Even newer agents are becoming increasingly accessible. For patients preferring orally administered agents, deucravacitinib is a member of the Janus kinase (JAK)-inhibitor family of medications, which selectively inhibits tyrosine kinase 2 (TKY2). JAK-inhibitors act by inhibiting the signal transduction pathways downstream of cytokine-receptor interactions (e.g., IL-23) [36]. In a phase 3 RCT investigating deucravacitinib in moderate-to-severe plaque psoriasis, significantly greater proportions of patients treated with deucravacitinib (59%) achieved a PASI 75 response at week 16 versus placebo (13%), and apremilast (35%), another orally administered agent FDA-approved for the treatment of psoriasis [36].

Advances in treatment now enable the possibility that patients living with psoriasis in the USA can achieve clear or almost-clear skin if the appropriate treatment is accessible and affordable—a stipulation that is often still a major hurdle. The development of these modern miracles required significant contributions from academic researchers, federal health agencies such as the National Institutes of Health, non-profit organizations, and pharmaceutical companies. Continued investment in research, discovery, and clinical translation is critical for fueling the next generation of improved therapies [37].

Despite decades of constant struggle, Howard was able to find moments of solace with friends, family, his faith, and patient organizations such as the NPF. These support structures are critical for patient well-being, and physicians would be wise to encourage their patients to engage with these resources [38]. I greatly admire that Howard was able to turn his personal struggles with psoriasis into a great strength, using his experience to help others through writing, community volunteerism, and legislative advocacy. Patients with psoriasis are among the most resilient and courageous individuals I know, and Howard embodies these ideals.

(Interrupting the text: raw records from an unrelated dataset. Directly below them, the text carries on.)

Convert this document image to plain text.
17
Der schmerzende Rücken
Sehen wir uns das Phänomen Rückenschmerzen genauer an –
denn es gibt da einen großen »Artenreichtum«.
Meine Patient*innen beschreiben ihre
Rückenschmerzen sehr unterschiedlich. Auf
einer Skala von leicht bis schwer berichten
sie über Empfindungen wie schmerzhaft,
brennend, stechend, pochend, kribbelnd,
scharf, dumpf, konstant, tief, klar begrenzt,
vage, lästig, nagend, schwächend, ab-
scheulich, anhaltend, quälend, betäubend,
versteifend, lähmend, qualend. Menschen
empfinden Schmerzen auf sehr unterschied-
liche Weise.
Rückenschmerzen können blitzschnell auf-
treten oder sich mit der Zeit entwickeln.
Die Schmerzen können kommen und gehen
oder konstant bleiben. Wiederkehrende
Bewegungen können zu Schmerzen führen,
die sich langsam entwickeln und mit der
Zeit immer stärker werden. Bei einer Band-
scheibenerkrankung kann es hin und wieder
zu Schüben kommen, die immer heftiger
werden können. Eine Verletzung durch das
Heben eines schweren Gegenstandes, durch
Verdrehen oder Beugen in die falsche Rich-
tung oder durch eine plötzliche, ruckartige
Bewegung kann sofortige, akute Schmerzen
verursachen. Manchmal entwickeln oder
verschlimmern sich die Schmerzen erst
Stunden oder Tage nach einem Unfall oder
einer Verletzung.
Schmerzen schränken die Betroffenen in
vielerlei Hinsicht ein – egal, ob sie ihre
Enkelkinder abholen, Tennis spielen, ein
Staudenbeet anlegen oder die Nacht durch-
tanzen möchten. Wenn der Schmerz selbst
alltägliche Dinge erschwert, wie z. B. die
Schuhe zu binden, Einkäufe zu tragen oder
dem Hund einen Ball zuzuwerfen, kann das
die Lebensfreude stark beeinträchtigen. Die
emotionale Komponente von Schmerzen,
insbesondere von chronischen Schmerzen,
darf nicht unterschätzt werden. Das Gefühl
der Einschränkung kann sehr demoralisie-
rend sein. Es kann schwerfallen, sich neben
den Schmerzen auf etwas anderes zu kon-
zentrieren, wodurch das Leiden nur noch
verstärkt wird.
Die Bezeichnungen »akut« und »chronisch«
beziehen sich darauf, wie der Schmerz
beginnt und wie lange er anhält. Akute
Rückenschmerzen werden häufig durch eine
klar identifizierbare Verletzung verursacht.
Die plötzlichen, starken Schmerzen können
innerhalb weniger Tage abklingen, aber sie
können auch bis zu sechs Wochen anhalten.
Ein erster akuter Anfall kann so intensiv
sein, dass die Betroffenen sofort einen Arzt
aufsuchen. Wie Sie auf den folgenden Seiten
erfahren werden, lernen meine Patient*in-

As I reflect on Howard’s long journey, I am happy he has finally achieved a measure of relief and is able to enjoy time with his family. Stories like Howard’s remind me of why I chose a career in medicine. I am optimistic that if physicians and patients continue to partner together, we will one day develop a cure for psoriasis [37], alleviating much suffering and making our world a better place.